Еще можно привести пример. Тропарь святому Савве Сербскому послужил образцом при написании тропаря прел. Трифону Печенгскому:
Св. Савее, гл… 3:
“Пути, вводящего в жизнь, наставник и первопрестольник и учитель был еси: первое бо пришед, святителю Савво, отечество твое просветил еси, породив тое Духом Святым: яко древа маслинная в мысленнем раи насадил еси всеосвященныя твоя чада. Тем, яко апостолом и святителем сопрестольна, чтуще тя молим: моли Христа Бога, даровати нам велию милость.”
Св. Трифону, гл. 8:
Пути, вводящаго в жизнь, наставник и учитель был еси: первее бо, преподобие отче наш Трифоне, пришел еси в часть Норвегския земли и в последних концех северныя страны языки просветил еси, породив водою и Духом Святым, и священная твоя чада в бесплодней пустыни, яко древа масличная насадил еси, велию обитель святыя и живоначальныя, единосущныя и нераздельныя Троицы создал еси и монахов множество собрав. Тем яко апостолом и пустынножителем равночестна чтуще тя, прилежно припадающе вопием: моли всех Бога за Императора и за область твою, и за вся люди, почитающия память твою.”
Да и в отношении общего духа содержания нашего богослужения заметны сильные изменения. То, к чему стремились в первые века, что создавали ученики апостолов и первые мученики, что вообще носило на себе отпечаток пафоса первохристианства, — было проникнуто горячим стремлением непосредственного воссоединения с Богом, приближением к Нему, проведением в жизнь тех благодатных даров Духа, которыми жила первохристианская Церковь. Харизматичность господствовала в то время в жизни христианской общины и в ее литургическом творчестве. Поэты поэтизировали тогда вдохновенно и “сколько было у них силы,” — по свидетельству первохристианских писателей. Потом это заменилось стремлением к отвлеченному богословствованию в стихах и музыке, красках и формах. Это время дало нам наши догматики, “анатолиевы стихиры,” творчество Павла Аморейского, Рома; на, Андрея, Косьмы, Дамаскина. Наконец, в последующий период пошло подражание в смысле форм и содержания; оскудение богословского пафоса, а подчас и богословские провалы; в смысле нравственно-аскетическом все начинает окрашиваться оттенком боязливого предощущения адских мук, вечного наказания и т. д. Характерным должен быть признан стих: “Господь грядет грешники мучити…”

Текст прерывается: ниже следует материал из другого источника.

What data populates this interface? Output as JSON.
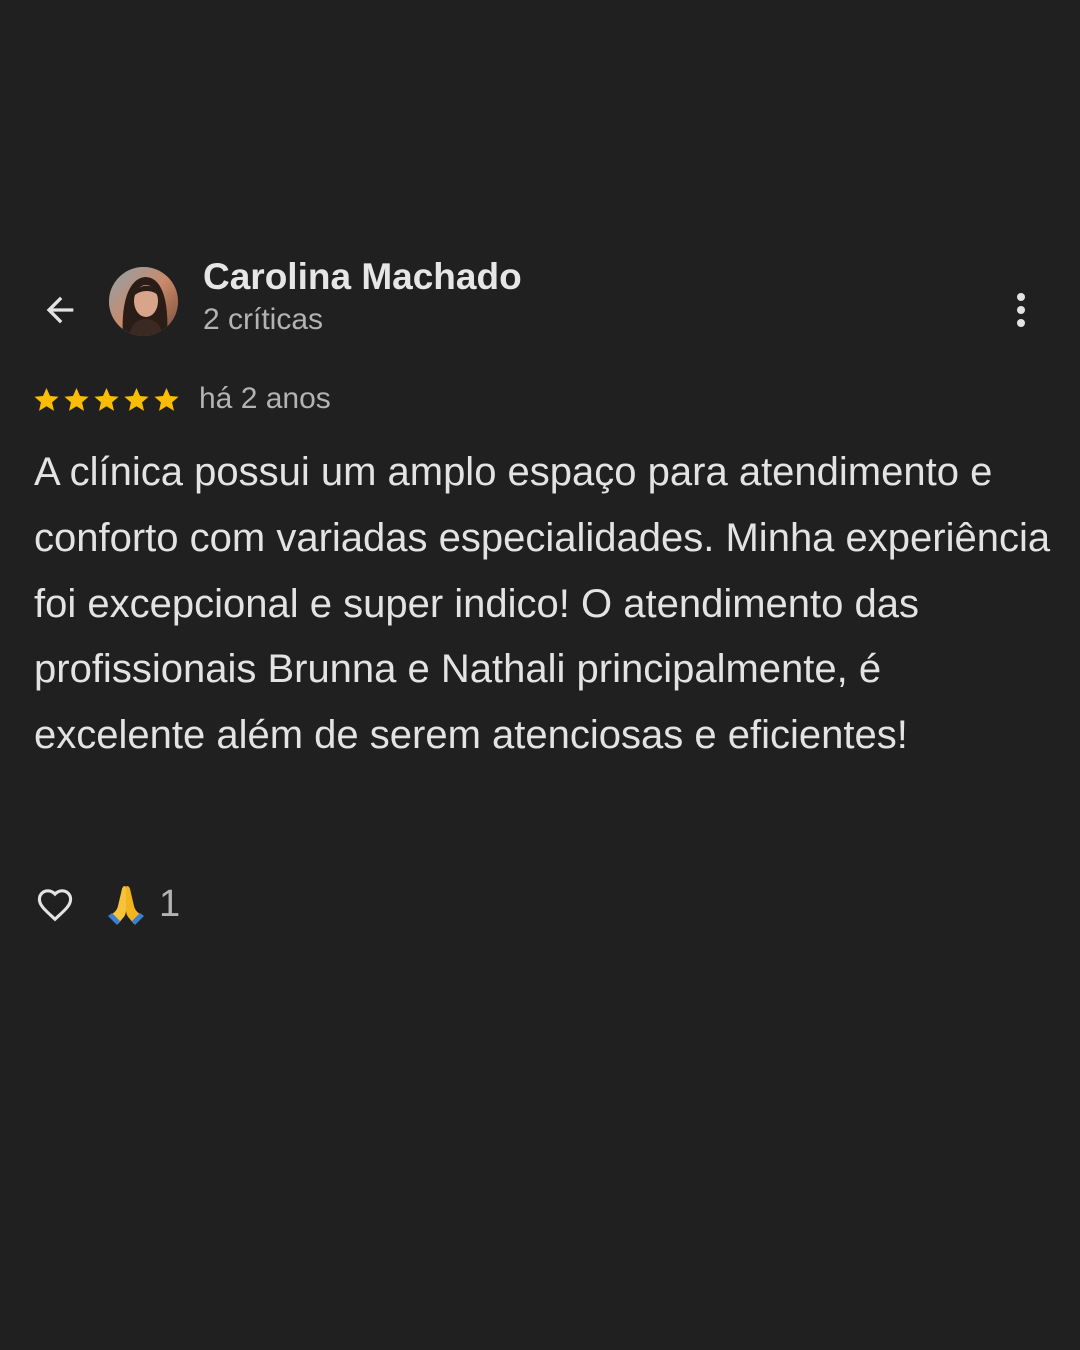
{
  "header": {
    "author_name": "Carolina Machado",
    "review_count": "2 críticas"
  },
  "review": {
    "rating": 5,
    "rating_max": 5,
    "star_color": "#fbbc04",
    "time_ago": "há 2 anos",
    "text": "A clínica possui um amplo espaço para atendimento e conforto com variadas especialidades. Minha experiência foi excepcional e super indico! O atendimento das profissionais Brunna e Nathali principalmente, é excelente além de serem atenciosas e eficientes!"
  },
  "actions": {
    "like_icon": "heart-outline-icon",
    "reaction_icon": "folded-hands-emoji",
    "reaction_count": "1"
  },
  "icons": {
    "back": "arrow-left-icon",
    "more": "more-vertical-icon"
  }
}
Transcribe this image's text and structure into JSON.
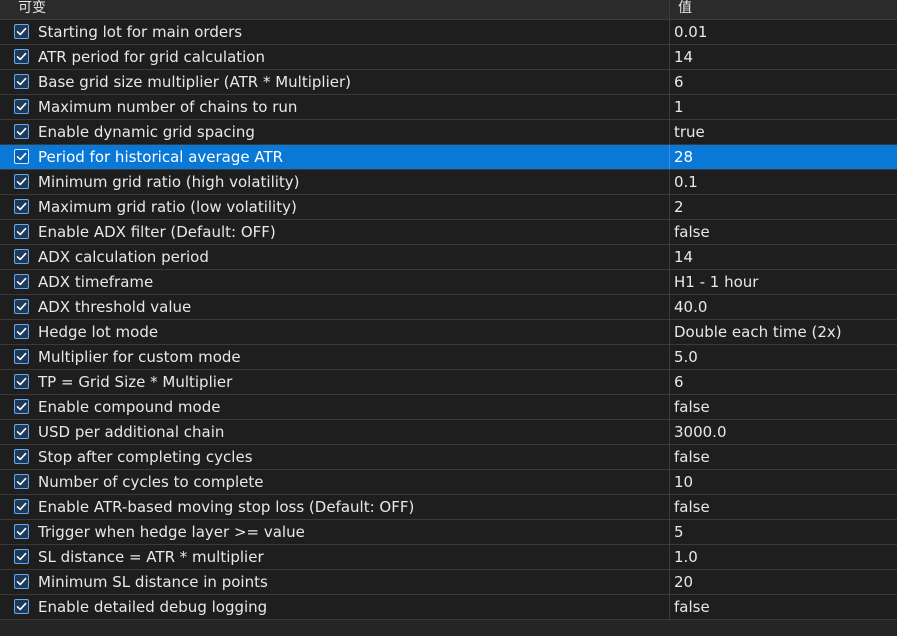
{
  "header": {
    "name_label": "可变",
    "value_label": "值"
  },
  "selected_index": 5,
  "rows": [
    {
      "label": "Starting lot for main orders",
      "value": "0.01",
      "checked": true
    },
    {
      "label": "ATR period for grid calculation",
      "value": "14",
      "checked": true
    },
    {
      "label": "Base grid size multiplier (ATR * Multiplier)",
      "value": "6",
      "checked": true
    },
    {
      "label": "Maximum number of chains to run",
      "value": "1",
      "checked": true
    },
    {
      "label": "Enable dynamic grid spacing",
      "value": "true",
      "checked": true
    },
    {
      "label": "Period for historical average ATR",
      "value": "28",
      "checked": true
    },
    {
      "label": "Minimum grid ratio (high volatility)",
      "value": "0.1",
      "checked": true
    },
    {
      "label": "Maximum grid ratio (low volatility)",
      "value": "2",
      "checked": true
    },
    {
      "label": "Enable ADX filter (Default: OFF)",
      "value": "false",
      "checked": true
    },
    {
      "label": "ADX calculation period",
      "value": "14",
      "checked": true
    },
    {
      "label": "ADX timeframe",
      "value": "H1 - 1 hour",
      "checked": true
    },
    {
      "label": "ADX threshold value",
      "value": "40.0",
      "checked": true
    },
    {
      "label": "Hedge lot mode",
      "value": "Double each time (2x)",
      "checked": true
    },
    {
      "label": "Multiplier for custom mode",
      "value": "5.0",
      "checked": true
    },
    {
      "label": "TP = Grid Size * Multiplier",
      "value": "6",
      "checked": true
    },
    {
      "label": "Enable compound mode",
      "value": "false",
      "checked": true
    },
    {
      "label": "USD per additional chain",
      "value": "3000.0",
      "checked": true
    },
    {
      "label": "Stop after completing cycles",
      "value": "false",
      "checked": true
    },
    {
      "label": "Number of cycles to complete",
      "value": "10",
      "checked": true
    },
    {
      "label": "Enable ATR-based moving stop loss (Default: OFF)",
      "value": "false",
      "checked": true
    },
    {
      "label": "Trigger when hedge layer >= value",
      "value": "5",
      "checked": true
    },
    {
      "label": "SL distance = ATR * multiplier",
      "value": "1.0",
      "checked": true
    },
    {
      "label": "Minimum SL distance in points",
      "value": "20",
      "checked": true
    },
    {
      "label": "Enable detailed debug logging",
      "value": "false",
      "checked": true
    }
  ],
  "icons": {
    "checkbox": "checkbox-checked-icon"
  },
  "colors": {
    "selection": "#0a78d7",
    "checkbox_border": "#6aa8e8"
  }
}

Закончим словами архиеп. Антония Храповицкого, богословский авторитет, литургическая грамотность и безошибочное ощущение церковности которого не подлежит, кажется, никакому сомнению. Он пишет : “Известно, что в первые века христианства молящаяся церковь стремилась все стороны жизни личной и общественной проникнуть духом благодати; таково содержание молитв, вошедших в Служебник и Требник. Затем, после V века, преимущественным содержанием молитв сделалось толкование слов св. Библии и догматизм ; это вторая, низшая ступень богослужебного творчества, хотя все еще исполненная высоких созерцаний и духовного восторга. Наконец, в дальнейший византийский период церковной истории в религиозном сознании начинает преобладать более мрачный, исполненный рабского страха характер, и содержанием молитв становится исповедание ужаса загробных мучений и моления к Богу и особенно к Богородице об избавлении от них.”